We sought to analyze the toxicity rates and the treatment outcomes in endometrial cancer (EC) patients treated with postoperative three-dimensional conformal radiotherapy (3DCRT) and intensity-modulated radiotherapy (IMRT).
The clinical data of 646 EC patients treated with postoperative adjuvant 3DCRT (265 patients, 41%) or with IMRT (381 patients, 59%) between April 2007 and August 2019 were retrospectively analyzed. The primary endpoints were treatment-related acute and late gastrointestinal (GI) and genitourinary (GU) toxicities. The secondary endpoints were LC and overall survival (OS) and disease-free survival (DFS).
Median follow-up time was 37 months. The rates for acute GI and GU toxicities of any grade for the entire group were 55.6% and 46.8%, respectively. Acute grade ≥2 GI toxicity was significantly less in patients treated with IMRT compared to those treated with 3DCRT (11.0% vs. 19.2%, =.004). However, no significant difference grade ≥2 GU toxicities was observed between the 3DCRT and IMRT groups (15.1% vs. 11.0%; =.15). Acute grade ≥2 GI and GU toxicities were higher in patients receiving systemic chemotherapy, while paraaortic field irradiation increases only the risk of acute grade ≥2 GI toxicity. Estimated 3-year late grade ≥3 GI toxicity rates in the 3DCRT- and IMRT-treated patients were 4.6% and 1.9% (= .03), respectively. The patients treated with adjuvant ChT had higher rates of late serious GI complications than those without adjuvant ChT. No significant difference in terms of survival and disease control was observed between the 3DCRT and IMRT treatment groups. No significant factor for LC was found in the multivariate analysis.

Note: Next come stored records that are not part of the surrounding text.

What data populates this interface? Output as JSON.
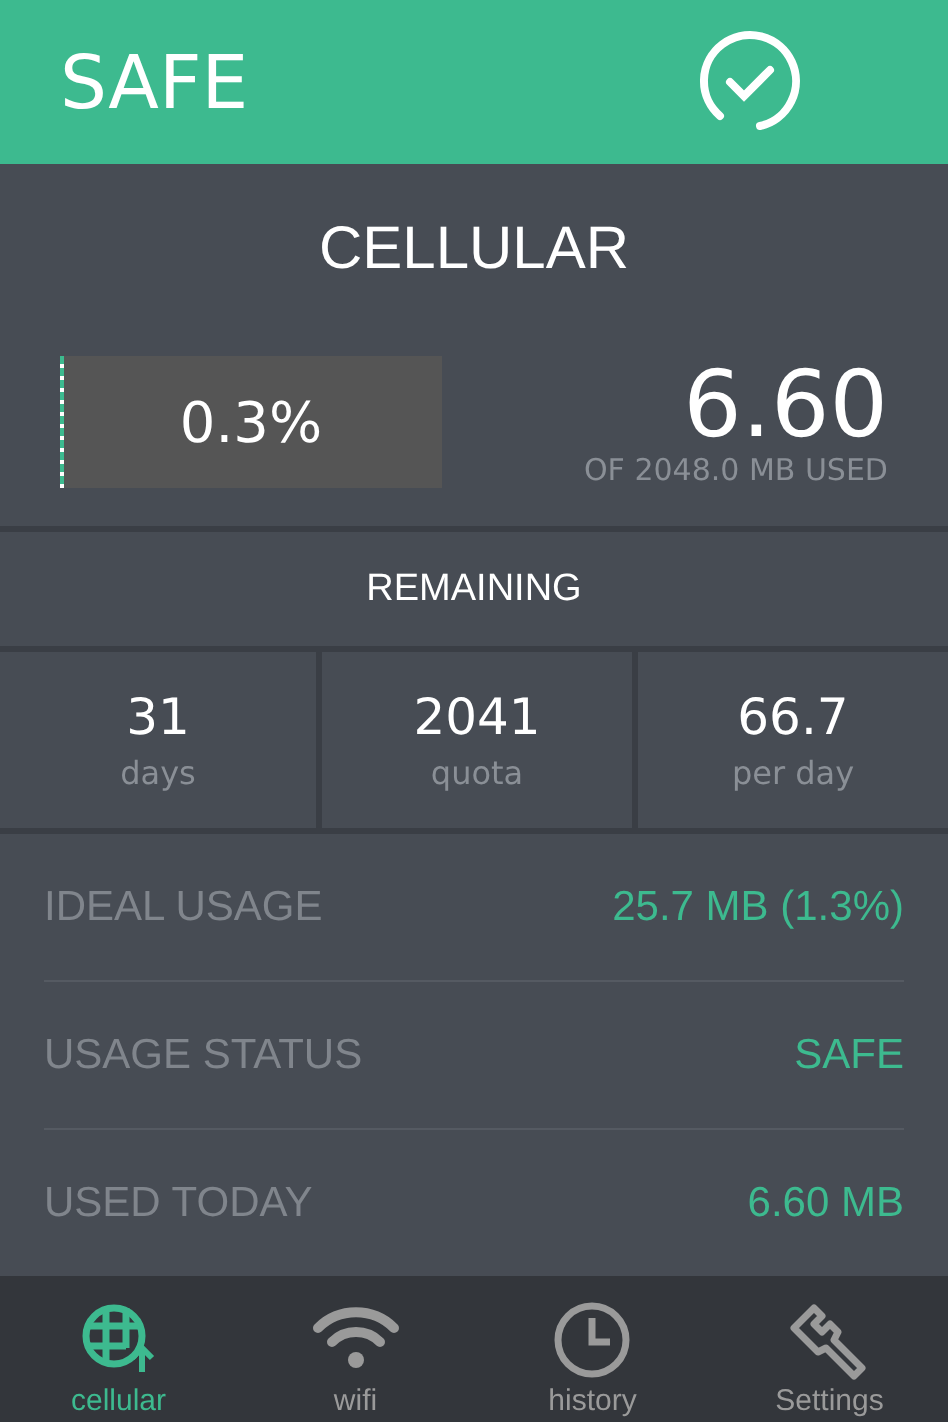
{
  "header": {
    "status": "SAFE"
  },
  "title": "CELLULAR",
  "usage": {
    "percent": "0.3%",
    "level": 0.003,
    "amount": "6.60",
    "caption": "OF 2048.0 MB USED"
  },
  "remaining": {
    "heading": "REMAINING",
    "stats": [
      {
        "value": "31",
        "label": "days"
      },
      {
        "value": "2041",
        "label": "quota"
      },
      {
        "value": "66.7",
        "label": "per day"
      }
    ]
  },
  "rows": [
    {
      "label": "IDEAL USAGE",
      "value": "25.7 MB (1.3%)"
    },
    {
      "label": "USAGE STATUS",
      "value": "SAFE"
    },
    {
      "label": "USED TODAY",
      "value": "6.60 MB"
    }
  ],
  "tabs": [
    {
      "kind": "cellular",
      "label": "cellular",
      "selected": true
    },
    {
      "kind": "wifi",
      "label": "wifi",
      "selected": false
    },
    {
      "kind": "history",
      "label": "history",
      "selected": false
    },
    {
      "kind": "settings",
      "label": "Settings",
      "selected": false
    }
  ]
}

In this multicentric study involving one of largest patient population, we found that IMRT-treated EC patients showed comparable clinical outcomes but with a lower incidence of GI toxicities compared with those treated with 3DCRT.
我们旨在分析接受术后三维适形放疗(3DCRT)和调强放疗(IMRT)治疗的子宫内膜癌(EC)患者的毒性发生率和治疗结局。

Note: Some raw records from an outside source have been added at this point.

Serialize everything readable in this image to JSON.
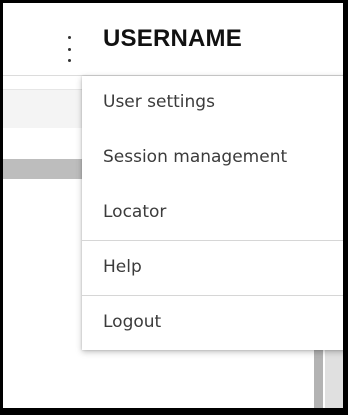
{
  "header": {
    "username": "USERNAME",
    "menu_icon": "kebab-menu-icon"
  },
  "menu": {
    "items": [
      {
        "label": "User settings"
      },
      {
        "label": "Session management"
      },
      {
        "label": "Locator"
      },
      {
        "label": "Help"
      },
      {
        "label": "Logout"
      }
    ]
  },
  "colors": {
    "frame_border": "#000000",
    "menu_text": "#3b3b3b",
    "divider": "#d6d6d6"
  }
}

回顾性分析 2007 年 4 月至 2019 年 8 月期间接受术后辅助 3DCRT(265 例,41%)或 IMRT(381 例,59%)治疗的 646 例 EC 患者的临床资料。主要终点为治疗相关的急性和迟发性胃肠道(GI)和泌尿生殖系统(GU)毒性。次要终点为无病生存期(DFS)和总生存期(OS)及局部控制率(LC)。

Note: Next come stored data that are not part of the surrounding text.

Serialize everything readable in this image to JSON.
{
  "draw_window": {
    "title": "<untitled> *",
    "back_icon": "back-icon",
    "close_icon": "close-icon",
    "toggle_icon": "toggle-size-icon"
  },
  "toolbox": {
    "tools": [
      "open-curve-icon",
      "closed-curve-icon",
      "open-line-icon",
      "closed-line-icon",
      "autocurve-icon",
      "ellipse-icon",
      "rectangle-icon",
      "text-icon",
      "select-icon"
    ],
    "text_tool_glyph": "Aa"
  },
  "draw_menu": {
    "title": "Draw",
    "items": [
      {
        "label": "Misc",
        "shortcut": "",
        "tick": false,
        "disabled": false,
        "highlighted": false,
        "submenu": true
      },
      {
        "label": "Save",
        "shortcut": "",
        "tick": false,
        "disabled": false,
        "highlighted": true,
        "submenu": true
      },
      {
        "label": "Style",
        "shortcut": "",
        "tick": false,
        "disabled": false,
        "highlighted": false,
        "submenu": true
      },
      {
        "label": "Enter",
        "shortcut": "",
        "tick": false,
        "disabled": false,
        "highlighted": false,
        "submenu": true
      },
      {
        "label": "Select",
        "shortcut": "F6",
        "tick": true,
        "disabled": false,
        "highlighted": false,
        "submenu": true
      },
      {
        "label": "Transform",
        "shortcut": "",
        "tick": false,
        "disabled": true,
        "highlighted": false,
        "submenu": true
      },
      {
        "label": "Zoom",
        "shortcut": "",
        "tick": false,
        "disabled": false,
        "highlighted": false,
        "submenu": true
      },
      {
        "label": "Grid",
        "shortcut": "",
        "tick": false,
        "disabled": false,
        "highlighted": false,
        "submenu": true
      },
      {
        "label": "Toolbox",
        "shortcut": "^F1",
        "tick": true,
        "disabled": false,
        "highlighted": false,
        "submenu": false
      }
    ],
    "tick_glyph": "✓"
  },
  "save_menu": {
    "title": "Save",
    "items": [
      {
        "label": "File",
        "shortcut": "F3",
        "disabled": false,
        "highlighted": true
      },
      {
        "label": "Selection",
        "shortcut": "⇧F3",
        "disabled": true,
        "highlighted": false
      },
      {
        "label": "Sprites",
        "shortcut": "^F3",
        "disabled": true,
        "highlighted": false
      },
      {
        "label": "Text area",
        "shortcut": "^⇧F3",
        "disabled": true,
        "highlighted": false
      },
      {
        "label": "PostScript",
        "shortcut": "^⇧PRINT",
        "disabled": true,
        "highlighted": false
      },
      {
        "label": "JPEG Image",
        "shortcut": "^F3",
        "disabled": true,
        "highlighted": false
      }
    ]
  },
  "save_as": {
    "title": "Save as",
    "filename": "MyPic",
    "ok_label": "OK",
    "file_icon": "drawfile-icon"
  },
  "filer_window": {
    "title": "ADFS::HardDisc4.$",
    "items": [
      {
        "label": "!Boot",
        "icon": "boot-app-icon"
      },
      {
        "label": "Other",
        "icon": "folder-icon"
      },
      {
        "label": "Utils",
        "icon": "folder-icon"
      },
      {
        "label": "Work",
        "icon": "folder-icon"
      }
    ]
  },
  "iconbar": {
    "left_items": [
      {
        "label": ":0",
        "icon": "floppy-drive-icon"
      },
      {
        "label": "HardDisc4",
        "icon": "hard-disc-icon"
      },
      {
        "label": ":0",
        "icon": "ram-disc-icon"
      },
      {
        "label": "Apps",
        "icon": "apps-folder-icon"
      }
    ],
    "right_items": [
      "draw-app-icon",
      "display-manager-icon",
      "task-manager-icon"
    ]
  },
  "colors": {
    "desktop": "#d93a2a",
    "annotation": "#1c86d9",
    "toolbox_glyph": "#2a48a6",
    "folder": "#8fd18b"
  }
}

中位随访时间为 37 个月。全组患者急性 GI 和 GU 毒性的任何等级发生率分别为 55.6%和 46.8%。与 3DCRT 组相比,IMRT 组治疗的患者急性 GI 毒性≥2 级的发生率显著降低(11.0%比 19.2%,=.004)。然而,3DCRT 和 IMRT 组之间未观察到 GU 毒性≥2 级的差异(15.1%比 11.0%;=.15)。接受全身化疗的患者急性 GI 和 GU 毒性≥2 级的发生率较高,而腹主动脉旁野照射仅增加急性 GI 毒性≥2 级的风险。3DCRT 和 IMRT 治疗患者的 3 年估计晚期 GI 毒性发生率分别为 4.6%和 1.9%(=.03)。接受辅助化疗的患者发生晚期严重 GI 并发症的比率高于未接受辅助化疗的患者。3DCRT 和 IMRT 治疗组在生存和疾病控制方面无显著差异。多因素分析未发现 LC 的显著因素。
在这项涉及最大患者群体之一的多中心研究中,我们发现与 3DCRT 治疗相比,接受 IMRT 治疗的 EC 患者具有相似的临床结局,但 GI 毒性发生率较低。